When CIPPIC filed its 2008 complaint against Facebook, she said she initially spent "sleepless nights wondering" if her "fragile" office was up to the task of adding the Internet to its privacy police beat.

"It was not one we could duck," she said. "If we continued to only deal with the paper world we would lose our relevance to Canadians."

The case earned the commission global respect, but now that Internet players are pushing back, the next move may be to seek enhanced powers to issue orders against privacy abusers. Ms. Stoddart has said in recent speeches that her regulatory framework has been "sorely tested" by rapid technological change. She said an independent study by academics Lorne Sossin and France Houle is due shortly and could pave the way for new rules.

If increased powers are granted by Parliament, they will likely arrive after Ms. Stoddart has moved on. Her seven-year term is due to expire at the end of the year and she said she is "pursuing a number of options."

She may be months away from the exit door, but there is little sign that she is ready to give up the fight.

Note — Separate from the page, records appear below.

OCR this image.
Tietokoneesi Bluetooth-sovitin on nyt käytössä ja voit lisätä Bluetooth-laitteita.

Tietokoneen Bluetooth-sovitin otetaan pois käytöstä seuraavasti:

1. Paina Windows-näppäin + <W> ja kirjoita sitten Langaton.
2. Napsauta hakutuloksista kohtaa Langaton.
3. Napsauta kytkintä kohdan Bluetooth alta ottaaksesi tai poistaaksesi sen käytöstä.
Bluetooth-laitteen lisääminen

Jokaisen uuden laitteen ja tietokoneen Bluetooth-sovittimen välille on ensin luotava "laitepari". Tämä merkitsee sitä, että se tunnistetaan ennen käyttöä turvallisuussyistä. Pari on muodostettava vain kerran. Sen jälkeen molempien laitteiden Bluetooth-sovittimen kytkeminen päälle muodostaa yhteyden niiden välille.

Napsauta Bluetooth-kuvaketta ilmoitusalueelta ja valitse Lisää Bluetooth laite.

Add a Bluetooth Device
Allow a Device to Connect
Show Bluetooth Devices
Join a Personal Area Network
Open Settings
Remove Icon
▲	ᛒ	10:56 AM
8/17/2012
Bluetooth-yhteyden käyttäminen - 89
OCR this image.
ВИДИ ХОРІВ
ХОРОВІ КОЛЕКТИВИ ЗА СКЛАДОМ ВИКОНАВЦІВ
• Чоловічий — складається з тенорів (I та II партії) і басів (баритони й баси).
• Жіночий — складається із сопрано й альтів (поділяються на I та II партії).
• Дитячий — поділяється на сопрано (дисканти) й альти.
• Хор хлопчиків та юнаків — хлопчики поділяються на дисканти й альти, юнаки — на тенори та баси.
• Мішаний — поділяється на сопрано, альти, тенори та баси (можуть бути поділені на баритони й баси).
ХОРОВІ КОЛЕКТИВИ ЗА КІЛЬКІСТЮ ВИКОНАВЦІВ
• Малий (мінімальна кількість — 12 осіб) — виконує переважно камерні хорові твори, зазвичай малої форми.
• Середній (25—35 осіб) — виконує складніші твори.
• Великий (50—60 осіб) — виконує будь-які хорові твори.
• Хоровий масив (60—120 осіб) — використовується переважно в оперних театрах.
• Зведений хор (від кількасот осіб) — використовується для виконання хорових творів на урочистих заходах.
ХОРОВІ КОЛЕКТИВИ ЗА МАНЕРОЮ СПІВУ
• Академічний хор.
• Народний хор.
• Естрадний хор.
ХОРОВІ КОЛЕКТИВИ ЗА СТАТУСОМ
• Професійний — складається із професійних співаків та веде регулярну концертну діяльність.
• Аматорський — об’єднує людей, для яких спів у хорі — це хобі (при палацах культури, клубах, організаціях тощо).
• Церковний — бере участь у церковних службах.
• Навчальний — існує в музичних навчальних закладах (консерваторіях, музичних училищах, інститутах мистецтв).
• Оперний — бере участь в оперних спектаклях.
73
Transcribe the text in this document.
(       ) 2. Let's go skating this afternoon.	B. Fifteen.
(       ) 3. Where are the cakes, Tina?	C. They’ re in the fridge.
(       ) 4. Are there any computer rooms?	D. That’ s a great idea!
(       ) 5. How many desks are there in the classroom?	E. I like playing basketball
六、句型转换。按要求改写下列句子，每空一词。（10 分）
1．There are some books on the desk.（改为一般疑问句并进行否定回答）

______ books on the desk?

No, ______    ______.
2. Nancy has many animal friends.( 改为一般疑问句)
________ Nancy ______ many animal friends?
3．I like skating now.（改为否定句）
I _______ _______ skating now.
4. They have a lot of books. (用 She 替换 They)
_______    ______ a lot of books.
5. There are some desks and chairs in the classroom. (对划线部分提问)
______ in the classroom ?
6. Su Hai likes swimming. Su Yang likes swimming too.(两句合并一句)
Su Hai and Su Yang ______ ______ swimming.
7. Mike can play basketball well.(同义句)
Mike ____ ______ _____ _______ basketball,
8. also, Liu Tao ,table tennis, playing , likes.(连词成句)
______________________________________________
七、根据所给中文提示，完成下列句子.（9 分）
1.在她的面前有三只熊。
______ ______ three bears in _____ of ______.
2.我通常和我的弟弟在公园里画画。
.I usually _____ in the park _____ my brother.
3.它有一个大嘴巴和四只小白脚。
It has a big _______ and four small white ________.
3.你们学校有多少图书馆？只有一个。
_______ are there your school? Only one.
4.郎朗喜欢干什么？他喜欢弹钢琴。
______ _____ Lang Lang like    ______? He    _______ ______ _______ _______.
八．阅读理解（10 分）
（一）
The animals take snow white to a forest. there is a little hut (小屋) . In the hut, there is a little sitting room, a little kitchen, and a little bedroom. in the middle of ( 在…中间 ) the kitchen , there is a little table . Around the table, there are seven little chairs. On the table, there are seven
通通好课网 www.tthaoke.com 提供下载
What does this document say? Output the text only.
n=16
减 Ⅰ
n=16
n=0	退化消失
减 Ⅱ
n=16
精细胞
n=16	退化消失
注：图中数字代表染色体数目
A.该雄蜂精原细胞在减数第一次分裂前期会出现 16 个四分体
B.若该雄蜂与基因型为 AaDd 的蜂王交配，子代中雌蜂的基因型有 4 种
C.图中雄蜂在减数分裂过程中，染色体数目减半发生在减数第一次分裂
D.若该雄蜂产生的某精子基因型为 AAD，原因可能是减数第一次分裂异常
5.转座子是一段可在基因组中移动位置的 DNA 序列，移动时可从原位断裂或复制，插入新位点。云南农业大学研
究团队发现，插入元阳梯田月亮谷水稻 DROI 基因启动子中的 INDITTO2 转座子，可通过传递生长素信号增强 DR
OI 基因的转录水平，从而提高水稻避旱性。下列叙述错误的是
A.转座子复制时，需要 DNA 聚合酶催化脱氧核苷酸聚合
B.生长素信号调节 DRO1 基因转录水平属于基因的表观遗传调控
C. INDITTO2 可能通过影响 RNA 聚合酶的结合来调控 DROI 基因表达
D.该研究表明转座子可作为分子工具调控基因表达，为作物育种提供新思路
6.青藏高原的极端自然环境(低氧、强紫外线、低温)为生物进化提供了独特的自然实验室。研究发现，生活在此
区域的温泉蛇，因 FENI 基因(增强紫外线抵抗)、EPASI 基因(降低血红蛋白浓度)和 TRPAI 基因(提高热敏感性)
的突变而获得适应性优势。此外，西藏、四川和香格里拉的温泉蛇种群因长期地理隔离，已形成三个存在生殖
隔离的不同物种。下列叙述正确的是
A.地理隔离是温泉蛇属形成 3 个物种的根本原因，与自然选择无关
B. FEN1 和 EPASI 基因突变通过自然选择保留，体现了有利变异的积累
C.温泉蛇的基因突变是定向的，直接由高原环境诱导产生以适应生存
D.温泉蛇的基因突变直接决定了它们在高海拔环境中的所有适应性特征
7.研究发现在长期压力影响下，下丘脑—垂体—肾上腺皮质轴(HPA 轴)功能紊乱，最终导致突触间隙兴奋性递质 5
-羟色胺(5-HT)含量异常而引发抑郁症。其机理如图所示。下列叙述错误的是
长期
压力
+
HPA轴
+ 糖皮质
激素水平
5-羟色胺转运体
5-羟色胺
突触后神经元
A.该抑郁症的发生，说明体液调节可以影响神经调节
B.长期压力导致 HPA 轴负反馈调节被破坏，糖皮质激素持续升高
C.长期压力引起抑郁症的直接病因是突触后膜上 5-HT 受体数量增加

"We can't continue to accept willful disregard or needless disregard of the privacy rights of citizens."



Editor's Note: Canada's Privacy Commissioner publicly reprimanded Google Inc. for "alleged privacy violations" when the Internet company exposed the activities of its gmail users as part of its launch of Google Buzz. Google has since apologized and changed some of its practices. An earlier online version of this story published Wednesday incorrectly said that the Commissioner is investigating Google.